The Juniper Fund also is dedicated to educating customers of the mountain-based tourism industry. This written piece is an example. We will continue to reach out through a variety of media and other sources. Our goal is to have customers and clients of this industry asking questions about their local workers and how they are taken care of in the event of a tragedy.

April 18 is a date that is now etched in my brain. There will be more days when people I know are lost in the mountains. That is a part of the mountain environment that will not change. What can change is the safety net in the event of tragedy in the industry.

Visit The Juniper Fund site to donate to the cause. To learn more about the issue of Sherpa families impacted by tragedy on Everest, read Grayson Schaffer’s Outside Magazine Disposable Man feature from 2013 here.

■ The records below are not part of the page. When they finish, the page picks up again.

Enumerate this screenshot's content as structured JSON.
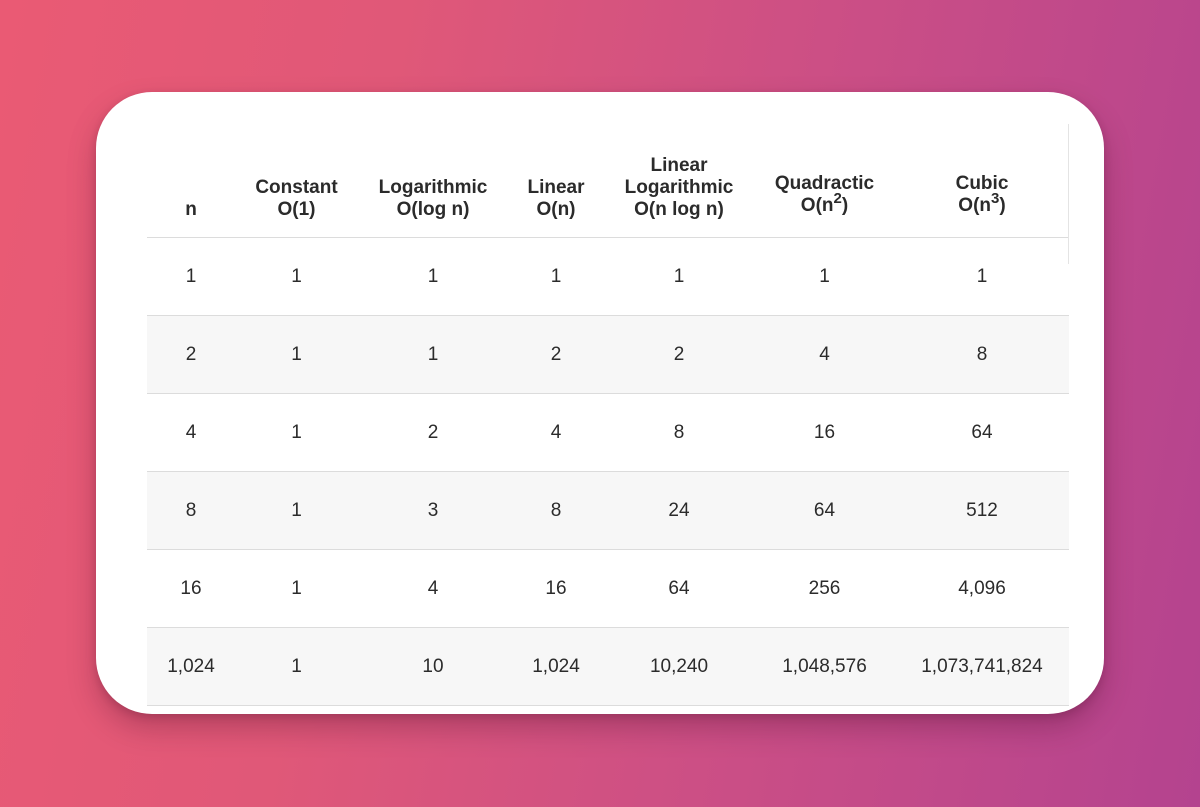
{
  "table": {
    "headers": [
      {
        "lines": [
          "n"
        ]
      },
      {
        "lines": [
          "Constant",
          "O(1)"
        ]
      },
      {
        "lines": [
          "Logarithmic",
          "O(log n)"
        ]
      },
      {
        "lines": [
          "Linear",
          "O(n)"
        ]
      },
      {
        "lines": [
          "Linear",
          "Logarithmic",
          "O(n log n)"
        ]
      },
      {
        "lines": [
          "Quadractic"
        ],
        "formula_prefix": "O(n",
        "exponent": "2",
        "formula_suffix": ")"
      },
      {
        "lines": [
          "Cubic"
        ],
        "formula_prefix": "O(n",
        "exponent": "3",
        "formula_suffix": ")"
      }
    ],
    "rows": [
      [
        "1",
        "1",
        "1",
        "1",
        "1",
        "1",
        "1"
      ],
      [
        "2",
        "1",
        "1",
        "2",
        "2",
        "4",
        "8"
      ],
      [
        "4",
        "1",
        "2",
        "4",
        "8",
        "16",
        "64"
      ],
      [
        "8",
        "1",
        "3",
        "8",
        "24",
        "64",
        "512"
      ],
      [
        "16",
        "1",
        "4",
        "16",
        "64",
        "256",
        "4,096"
      ],
      [
        "1,024",
        "1",
        "10",
        "1,024",
        "10,240",
        "1,048,576",
        "1,073,741,824"
      ]
    ]
  }
}
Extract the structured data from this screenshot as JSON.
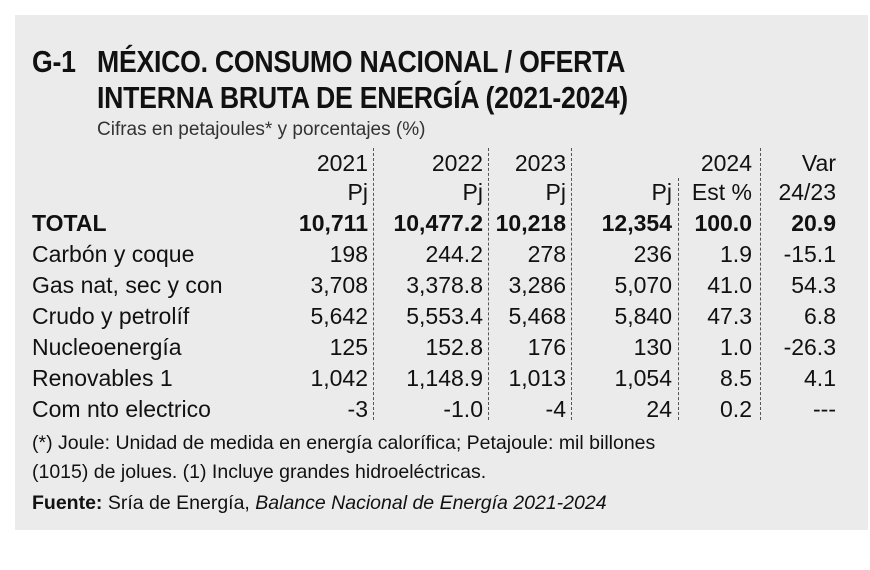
{
  "header": {
    "code": "G-1",
    "title_lines": [
      "MÉXICO. CONSUMO NACIONAL / OFERTA",
      "INTERNA BRUTA DE ENERGÍA (2021-2024)"
    ],
    "subtitle": "Cifras en petajoules* y porcentajes (%)"
  },
  "table": {
    "year_headers": [
      "2021",
      "2022",
      "2023",
      "2024",
      "Var"
    ],
    "unit_headers": [
      "Pj",
      "Pj",
      "Pj",
      "Pj",
      "Est %",
      "24/23"
    ],
    "rows": [
      [
        "TOTAL",
        "10,711",
        "10,477.2",
        "10,218",
        "12,354",
        "100.0",
        "20.9"
      ],
      [
        "Carbón y coque",
        "198",
        "244.2",
        "278",
        "236",
        "1.9",
        "-15.1"
      ],
      [
        "Gas nat, sec y con",
        "3,708",
        "3,378.8",
        "3,286",
        "5,070",
        "41.0",
        "54.3"
      ],
      [
        "Crudo y petrolíf",
        "5,642",
        "5,553.4",
        "5,468",
        "5,840",
        "47.3",
        "6.8"
      ],
      [
        "Nucleoenergía",
        "125",
        "152.8",
        "176",
        "130",
        "1.0",
        "-26.3"
      ],
      [
        "Renovables 1",
        "1,042",
        "1,148.9",
        "1,013",
        "1,054",
        "8.5",
        "4.1"
      ],
      [
        "Com nto electrico",
        "-3",
        "-1.0",
        "-4",
        "24",
        "0.2",
        "---"
      ]
    ]
  },
  "notes": [
    "(*) Joule: Unidad de medida en energía calorífica; Petajoule: mil billones",
    "(1015) de jolues. (1) Incluye grandes hidroeléctricas."
  ],
  "source": {
    "label": "Fuente:",
    "text": "Sría de Energía,",
    "publication": "Balance Nacional de Energía 2021-2024"
  }
}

Photo Captions: Top: Nima Lhamu Sherpa and her son Tenzing Chosang Sherpa in 2009. Nima Lhamu was David’s inspiration for creating The Juniper Fund. Having worked for David on treks over the years she was pregnant with this child when her husband was killed in the icefall in 2006. Tenzing Chosang was born in October the following autumn. Above: A young Sherpani girl in the springtime at home with Grandma. Dad was working on Mt. Everest and mom was taking the yaks to Everest base camp with loads of equipment for the season.

Gallery, L to R: 1. Trekking onward down the Gokyo valley with the summit of Kusum Kanguru in the distance. 2. Summit day on Mt. Everest – Sherpas climb high above the South Col on Mt. Everest’s SE Ridge. 3. David Morton and Tenzing Chosang Sherpa at Nima Lhamu’s enjoying the best thing since Polaroids- watching themselves on the LCD. 4. Nima Lhamu Sherpa with her second son after re-marrying. In the foreground are Thorne Morton and his new friend Da Lhamu.

Gallery, L to R: 5. Tenzing Chosang Sherpa at Grandma’s in Maralung village. 6. A young Sherpani girl in the springtime at home with Grandma. Dad was working on Mt. Everest and mom was taking the yaks to Everest base camp with loads of equipment for the season. 7. Thorne Morton and Tenzing Chosang in the doorway of Grandpa’s home. 8. Thorne Morton, David Morton and Tenzing Chosang Sherpa in Thame village, Khumbu.



Author: - Wednesday, May 14th, 2014

  1. Harriett

    Thanks for your report on the ground regarding your experience the day of the avalanche as well as your familiarity with the Sherpa as shown through your photos and the fund. Glad to hear of the 3 fold purpose of the Juniper Fund and your coordination with the other efforts to disperse funds to families.